Code of Conduct For Directors & Senior Management Personnel


DCW Ltd. is committed to conducting its business in accordance with the applicable laws, rules and regulations and with highest standards of business ethics.

This code shall come into force with immediate effect. As the matters covered in this code are of utmost importance to the Company, shareholders and other people dealing with the Company, each and every Director / Officer shall be bound to follow the provisions of this code in letter and spirit.

The Directors/Officers are expected to read this code and uphold these standards in their business dealings and activities.

I. Applicability

This Code of Conduct applies to the following:

1. All the Members of the Board of Directors of the Company

2. All Departmental/Functional heads of different functions of the Company (by whatever designation they are called and they are hereinafter referred to as “Officers”)

II. Honest & Ethical Conduct

All Directors / Officers to act in accordance with the highest standards of personal and professional integrity, honesty and ethical conduct not only on Company’s premises and offsite locations but also at Company’s business and social events as well as at any other place where the Directors / Officers represent the Company. Their conduct shall confirm to the best-accepted professional standards of conduct.

III. Conflicts of Interest

The Directors / Officers shall avoid ‘conflicts of interest’ with the Company. A conflict of interest exist where the interest or benefits of the Director / Officer conflict with the interest or benefits of the Company. A conflict situation can arise:

1. When engaging in any activity that interferes with their performance or responsibilities to the Company. For example simultaneous engagement/employment or directorship with competitors or taking part in any activity that enhances or supports a competitor’s position.

2. Receipt of improper personal benefit by a Director / Officer or his / her family as a result of one’s position in the Company.

3. Receipt of non-nominal gifts or excessive entertainment from any person/Company with which the company has business dealings.

4. Any significant ownership interest or consulting relationship with any supplier, customer, business associate or competitor of the Company.

5. Any outside business activity that detracts an individual’s ability to devote appropriate time and attention to his/her responsibilities with the Company

It is impractical to attempt to list all possible situations. If a proposed transaction or situation raises any question or doubts, the Directors / Officers must consult the Company’s Chairman and / or Board of Directors.

In case there is likely to be a conflict of interest, the Director/Officer should make full disclosure of all facts and circumstances thereof to the Board of Directors or any committee / Officer nominated for this purpose by the Board and a prior written approval should be obtained.

IV. Compliance with Laws, Rules & Regulations

Directors/Officers shall comply with all applicable, laws, rules and regulations. Transactions in the Company securities shall not be undertaken without pre-clearance from the Company’s Compliance Officer. Any Director / Officer who is not familiar or uncertain about the legal rules involving company’s business conducted by him should consult the legal department before taking any action.

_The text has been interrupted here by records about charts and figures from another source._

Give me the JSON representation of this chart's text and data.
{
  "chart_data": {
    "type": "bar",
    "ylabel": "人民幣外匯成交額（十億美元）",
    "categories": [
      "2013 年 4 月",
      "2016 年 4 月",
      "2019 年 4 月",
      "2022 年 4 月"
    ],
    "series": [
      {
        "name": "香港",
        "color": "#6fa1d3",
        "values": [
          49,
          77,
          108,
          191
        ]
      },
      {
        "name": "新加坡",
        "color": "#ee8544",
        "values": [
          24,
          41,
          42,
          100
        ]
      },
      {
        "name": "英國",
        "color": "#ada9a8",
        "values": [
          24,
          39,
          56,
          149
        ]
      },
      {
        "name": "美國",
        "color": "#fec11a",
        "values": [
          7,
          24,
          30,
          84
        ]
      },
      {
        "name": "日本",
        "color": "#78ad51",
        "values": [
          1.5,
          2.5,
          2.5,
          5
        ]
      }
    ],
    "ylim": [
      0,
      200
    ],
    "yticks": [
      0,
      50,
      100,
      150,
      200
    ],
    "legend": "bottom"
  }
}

V. Confidential Information

The Directors/Officers shall maintain the confidentiality of confidential information of the company or that of any customer, supplier or business associate of the Company to which Company has a duty to maintain confidentiality, except when disclosure is authorized or legally mandated. The use of confidential information for his/her own advantage or profit is also prohibited.

VI. Company Assets

All Directors/Officers should protect the Company’s assets and property and ensure its proper use. The Company’s assets should be used only for legitimate business purposes.

VII. Waiver / Interpretation of Code

Any question or interpretation under this code will be handled by the Board or any person / committee authorised by the Board of the Company for this purpose. The Board of Directors or the designated person / committee has the authority to waive compliance with this code of business conduct for any Director/Officer of the Company. The person-seeking waiver of this code shall make full disclosure of the particular circumstances to the Board or the designated person/committee.

VIII. Violation of the Code

Violation of this code will result in disciplinary action which may include termination of service. Any Director/Officer who knows or suspects of a violation of applicable laws, rules and regulations or this code of conduct, must immediately report the same to the Board of Directors or to the designated person/committee. The Company’s Board shall decide appropriate action for violations of this code.

IX. Amendments to the Code

Any amendments to any provision of this code must be approved by the Company’s Board of Directors and promptly disclosed on the Company’s website and in applicable regulatory filing pursuant to applicable laws and regulations, together with details about the nature of the amendment.